As the distal radial artery is smaller, puncturing it is more difficult, and so it is essential to fulfill a learning curve. In the small series of patients presented, it is shown how a high-volume operator can adopt this technique quickly, taking into account that at the beginning he/she should start by more appropriate patients (palpable pulses, normal blood pressure, with a standard size and clinically stable), and as long as the operator increases his/her case history, his/her technique will improve, as well as the success of the procedures.
Very likely this technique is not appropriate for all patients, for the simple reason that in a considerable number of them, pulse in the ASB is not clearly palpable. Although ldTRA will not replace “traditional” transradial access, it should be considered in patients that prefer or require a procedure through the left arm, in the presence of palpable arterial pulse in the ASB.

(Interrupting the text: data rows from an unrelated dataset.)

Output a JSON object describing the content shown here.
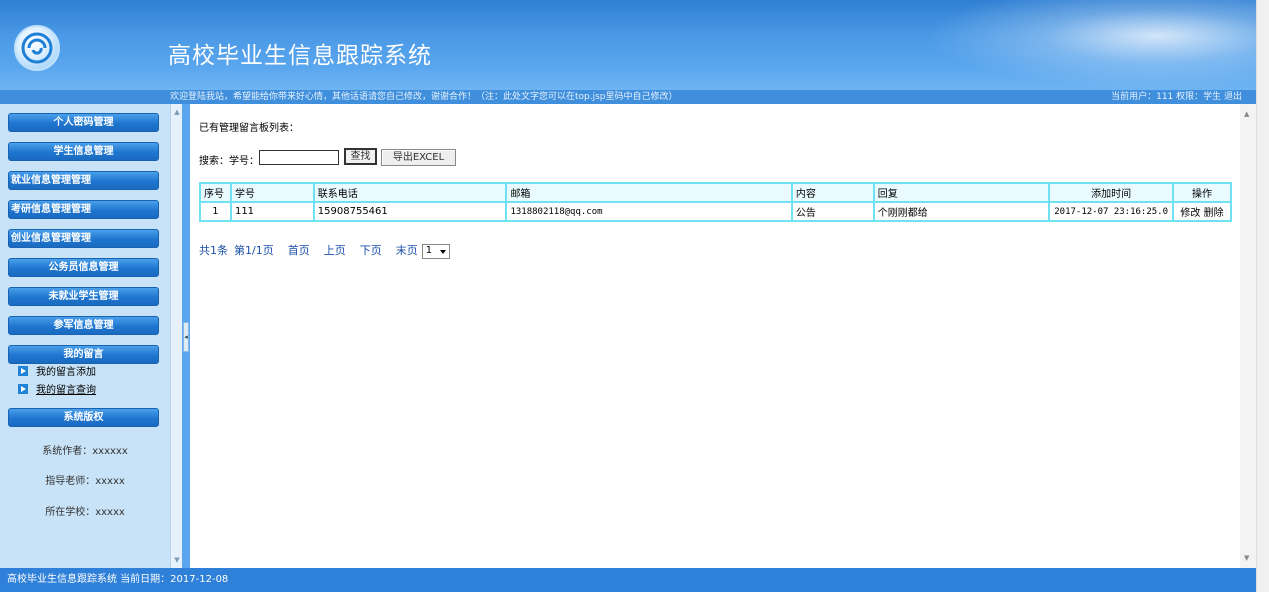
{
  "header": {
    "title": "高校毕业生信息跟踪系统"
  },
  "welcome": {
    "message": "欢迎登陆我站，希望能给你带来好心情，其他话语请您自己修改，谢谢合作！（注：此处文字您可以在top.jsp里码中自己修改）",
    "user_info": "当前用户：111 权限：学生 退出"
  },
  "sidebar": {
    "menus": [
      {
        "label": "个人密码管理"
      },
      {
        "label": "学生信息管理"
      },
      {
        "label": "就业信息管理管理"
      },
      {
        "label": "考研信息管理管理"
      },
      {
        "label": "创业信息管理管理"
      },
      {
        "label": "公务员信息管理"
      },
      {
        "label": "未就业学生管理"
      },
      {
        "label": "参军信息管理"
      },
      {
        "label": "我的留言"
      }
    ],
    "sub_items": [
      {
        "label": "我的留言添加"
      },
      {
        "label": "我的留言查询"
      }
    ],
    "copyright_title": "系统版权",
    "author": "系统作者：xxxxxx",
    "teacher": "指导老师：xxxxx",
    "school": "所在学校：xxxxx"
  },
  "main": {
    "heading": "已有管理留言板列表：",
    "search_label": "搜索：学号：",
    "search_value": "",
    "find_button": "查找",
    "export_button": "导出EXCEL",
    "table": {
      "headers": [
        "序号",
        "学号",
        "联系电话",
        "邮箱",
        "内容",
        "回复",
        "添加时间",
        "操作"
      ],
      "rows": [
        {
          "index": "1",
          "student_no": "111",
          "phone": "15908755461",
          "email": "1318802118@qq.com",
          "content": "公告",
          "reply": "个刚刚都给",
          "time": "2017-12-07 23:16:25.0",
          "edit": "修改",
          "delete": "删除"
        }
      ]
    },
    "pager": {
      "total": "共1条",
      "page": "第1/1页",
      "first": "首页",
      "prev": "上页",
      "next": "下页",
      "last": "末页",
      "selected": "1"
    }
  },
  "footer": {
    "text": "高校毕业生信息跟踪系统 当前日期：2017-12-08"
  },
  "colors": {
    "header_blue": "#4b99e6",
    "sidebar_bg": "#c8e3f7",
    "menu_blue": "#1f76cf",
    "table_border": "#6ee2f2",
    "footer_blue": "#2f80d8"
  }
}
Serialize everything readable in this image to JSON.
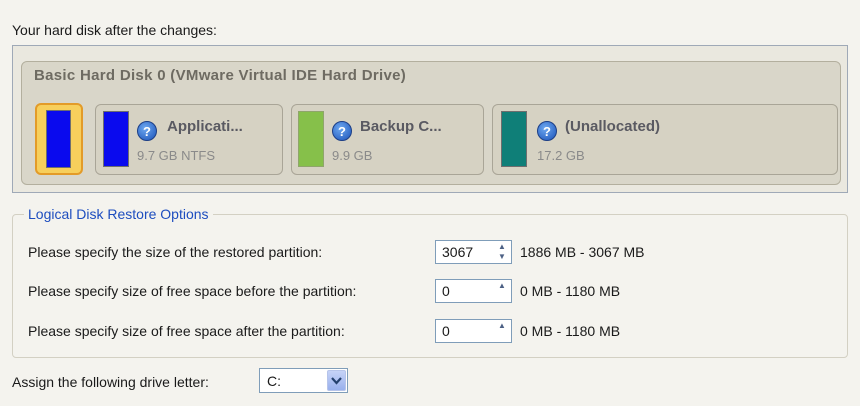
{
  "header": {
    "title": "Your hard disk after the changes:"
  },
  "disk": {
    "name": "Basic Hard Disk 0 (VMware Virtual IDE Hard Drive)",
    "partitions": [
      {
        "label": "Applicati...",
        "details": "9.7 GB NTFS",
        "color": "#0a0aee"
      },
      {
        "label": "Backup C...",
        "details": "9.9 GB",
        "color": "#86c04a"
      },
      {
        "label": "(Unallocated)",
        "details": "17.2 GB",
        "color": "#0f7f78"
      }
    ],
    "selected_color": "#0a0aee",
    "selected_highlight": "#f7cf5c"
  },
  "options": {
    "group_title": "Logical Disk Restore Options",
    "rows": [
      {
        "label": "Please specify the size of the restored partition:",
        "value": "3067",
        "range": "1886 MB - 3067 MB"
      },
      {
        "label": "Please specify size of free space before the partition:",
        "value": "0",
        "range": "0 MB - 1180 MB"
      },
      {
        "label": "Please specify size of free space after the partition:",
        "value": "0",
        "range": "0 MB - 1180 MB"
      }
    ]
  },
  "drive": {
    "label": "Assign the following drive letter:",
    "value": "C:"
  },
  "icons": {
    "help": "question-circle-icon",
    "spin_up": "spin-up-arrow-icon",
    "spin_down": "spin-down-arrow-icon",
    "dropdown": "chevron-down-icon"
  }
}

On occasions, distal radial artery thrombosis may occur in the ASB, but it is very unlikely for ischemic complications to occur with this technique, as the distal flow of the hand is preserved in these cases due to the superficial palmar arch.
A randomized comparison with the conventional right transradial access would be ideal. The conventional technique has been practiced for more than 25 years and a comparison with ldTRA that is only just starting, puts the latter in an openly disadvantageous position to perform such investigation, due to the need to primarily strengthen the learning curve (puncture and navigation of the material could be different between both techniques) to then be able to compare the two technically different methods.
Left transradial access for percutaneous coronary interventions at the level of the anatomical snuffbox is feasible and safe. This new technique should fulfill a learning curve and it will require thorough investigations that show the advantages both for patients and operators.